Streaming platform is designed to give content owners more outlets, cost flexibility

By Ken Kerschbaumer -- Broadcasting & Cable, 7/29/2002

RealNetworks introduced its Helix streaming-media platform, a set of services and products intended to facilitate migration of streaming media to more devices while lowering streaming costs for content owners.

The primary features of Helix are the creation of a new "community," which allows product developers access to open source code, and a Helix Universal server that allows storage of 55 different types of streaming media on one server.

RealNetworks and Microsoft are racing for supremacy in streaming-media format, and Real's move may change the race by shifting the competition off the consumer's PC and into the backroom environment of servers.

"We've always felt that the battle over Internet delivery is not waged on the PC but on the server level, because that's where you get the people making the technology decisions in the media companies to pay attention about how to stay flexible and scale," says RealNetworks President and COO Larry Jacobson. "This answers those needs."

For major media companies looking to reach as many eyeballs as possible, encoding for more than one format has meant more servers and more staff. Real believes its Universal server allays those cost concerns.

"Content owners have a lot to gain with Helix," says Jacobson. "With the Universal platform, they don't need redundant systems to reach the media players out there."

RealNetworks CEO Rob Glaser noted at the press conference unveiling the system that there is a proliferation of Internet-related devices and that the growing number of protocols, formats and devices has become unmanageable. "If the industry didn't create a strategy for coalescing around this stuff," he said, "then we would slow the growth of the industry and impede progress."

The community aspect of Helix is designed to allow companies and individual developers to access and license the platform's source code. That will allow them to build Helix-enabled encoders, servers and client products for use with a potentially wide variety of products. Cellular phones, cable set-top boxes, personal video recorders and other devices could all incorporate the Helix player, allowing users to play streaming content in any format they choose.

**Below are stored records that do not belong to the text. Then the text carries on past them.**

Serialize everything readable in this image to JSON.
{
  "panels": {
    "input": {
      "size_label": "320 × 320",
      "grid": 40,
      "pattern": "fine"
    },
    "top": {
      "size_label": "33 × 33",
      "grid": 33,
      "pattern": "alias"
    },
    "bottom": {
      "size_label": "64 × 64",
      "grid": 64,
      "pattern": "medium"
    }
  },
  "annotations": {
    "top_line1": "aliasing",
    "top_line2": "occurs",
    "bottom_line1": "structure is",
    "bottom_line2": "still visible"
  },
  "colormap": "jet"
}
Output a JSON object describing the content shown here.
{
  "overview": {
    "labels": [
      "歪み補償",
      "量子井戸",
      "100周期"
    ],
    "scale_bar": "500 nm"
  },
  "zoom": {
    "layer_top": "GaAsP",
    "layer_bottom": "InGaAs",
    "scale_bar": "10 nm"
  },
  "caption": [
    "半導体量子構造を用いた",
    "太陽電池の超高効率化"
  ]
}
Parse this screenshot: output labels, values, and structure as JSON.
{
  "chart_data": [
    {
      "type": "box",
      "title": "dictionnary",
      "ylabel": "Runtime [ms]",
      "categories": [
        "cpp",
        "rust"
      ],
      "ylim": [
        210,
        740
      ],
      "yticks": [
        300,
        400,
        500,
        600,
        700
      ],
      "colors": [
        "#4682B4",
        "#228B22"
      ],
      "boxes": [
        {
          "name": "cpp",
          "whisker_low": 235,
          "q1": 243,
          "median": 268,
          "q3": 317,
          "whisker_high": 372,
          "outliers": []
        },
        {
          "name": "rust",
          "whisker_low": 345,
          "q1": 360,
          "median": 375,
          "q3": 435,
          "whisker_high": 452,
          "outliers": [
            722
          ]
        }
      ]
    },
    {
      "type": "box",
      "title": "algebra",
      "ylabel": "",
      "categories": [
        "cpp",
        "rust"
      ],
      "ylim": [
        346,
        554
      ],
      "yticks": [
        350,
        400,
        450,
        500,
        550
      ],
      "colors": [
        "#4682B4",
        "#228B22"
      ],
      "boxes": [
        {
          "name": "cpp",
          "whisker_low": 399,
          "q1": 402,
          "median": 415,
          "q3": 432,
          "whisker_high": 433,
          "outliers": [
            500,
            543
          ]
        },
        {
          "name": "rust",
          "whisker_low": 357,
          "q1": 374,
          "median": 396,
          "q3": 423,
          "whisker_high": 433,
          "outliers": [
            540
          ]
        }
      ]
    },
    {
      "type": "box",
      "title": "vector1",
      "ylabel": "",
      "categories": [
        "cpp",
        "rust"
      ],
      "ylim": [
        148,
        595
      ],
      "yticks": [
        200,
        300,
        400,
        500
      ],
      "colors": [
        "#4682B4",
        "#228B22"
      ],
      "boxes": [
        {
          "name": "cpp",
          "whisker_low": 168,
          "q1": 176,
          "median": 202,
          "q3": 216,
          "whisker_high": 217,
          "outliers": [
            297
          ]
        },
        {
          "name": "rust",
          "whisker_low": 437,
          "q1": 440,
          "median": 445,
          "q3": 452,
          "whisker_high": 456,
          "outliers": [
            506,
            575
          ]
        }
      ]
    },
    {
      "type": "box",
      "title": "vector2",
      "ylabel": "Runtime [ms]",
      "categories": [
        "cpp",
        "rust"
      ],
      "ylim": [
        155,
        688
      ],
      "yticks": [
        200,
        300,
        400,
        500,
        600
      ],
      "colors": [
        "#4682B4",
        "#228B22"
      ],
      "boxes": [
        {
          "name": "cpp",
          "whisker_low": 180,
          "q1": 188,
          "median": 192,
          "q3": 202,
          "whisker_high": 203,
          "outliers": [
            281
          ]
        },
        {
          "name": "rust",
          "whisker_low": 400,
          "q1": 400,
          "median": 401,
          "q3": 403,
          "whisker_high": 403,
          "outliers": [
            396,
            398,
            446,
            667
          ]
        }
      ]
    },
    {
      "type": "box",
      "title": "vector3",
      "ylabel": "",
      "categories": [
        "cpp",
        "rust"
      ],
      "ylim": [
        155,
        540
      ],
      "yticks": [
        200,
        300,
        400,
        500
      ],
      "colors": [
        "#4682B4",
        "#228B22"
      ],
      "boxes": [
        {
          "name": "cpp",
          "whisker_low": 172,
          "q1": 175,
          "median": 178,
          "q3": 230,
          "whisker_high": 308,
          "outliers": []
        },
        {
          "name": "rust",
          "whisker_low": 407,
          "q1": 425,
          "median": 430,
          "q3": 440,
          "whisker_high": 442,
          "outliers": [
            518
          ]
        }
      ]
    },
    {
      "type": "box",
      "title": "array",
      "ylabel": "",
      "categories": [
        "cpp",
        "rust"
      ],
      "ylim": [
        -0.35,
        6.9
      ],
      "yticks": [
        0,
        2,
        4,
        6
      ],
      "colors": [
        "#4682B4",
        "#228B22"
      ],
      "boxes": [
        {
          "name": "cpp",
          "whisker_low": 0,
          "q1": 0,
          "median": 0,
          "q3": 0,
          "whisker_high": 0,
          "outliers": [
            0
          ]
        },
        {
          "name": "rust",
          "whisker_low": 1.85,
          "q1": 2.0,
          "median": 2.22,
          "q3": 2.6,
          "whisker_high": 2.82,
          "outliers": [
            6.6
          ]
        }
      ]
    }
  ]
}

A number of device companies, large and small, have approached RealNetworks about integrating RealPlayer consumer products, according to Dan Sheeran, RealNetworks vice president, media systems marketing. In the past, the companies would negotiate and work out a relationship, which complicated the process.

"What we wanted instead was a model where companies could more easily add support for our technology to their device in a very streamlined way," he says. "For example, there's a very large community of Palm developers that already exist, so giving them the ability to put media players on Palm devices made sense for both sides."

The Helix Universal Server also promises to change the streaming landscape. It supports more than 55 media types, including MPEG-4. Glaser considers it a large leap over the previous RealSystem Server 8. A Key Labs study shows that it can deliver more than 11,000 concurrent streams, a 100% improvement over the Server 8.

The new server is not a transcoder, converting Windows Media files into Real or Quicktime files, Sheeran says. It still needs to store separate versions for separate formats but, he says, can produce cost savings. "The network operators can consolidate their infrastructure onto a single platform," he adds, "and can pass the capital and operating cost savings on to the content owners in the form of lower charges."

For content owners, savings come in the form of fewer servers and less staff. Instead of parallel server hardware for Windows, Real and Quicktime, one server will do the trick; savings are compounded if backups are involved.

The not-so-obvious cost saving, adds Sheeran, comes from needing only a single administrative staff, instead of a separate staff for each format. Cost of the server itself can go up to $40,000.

Adds Jacobson: "The whole dream for the media industry is to encode once and play everywhere. I think we're a lot closer to that."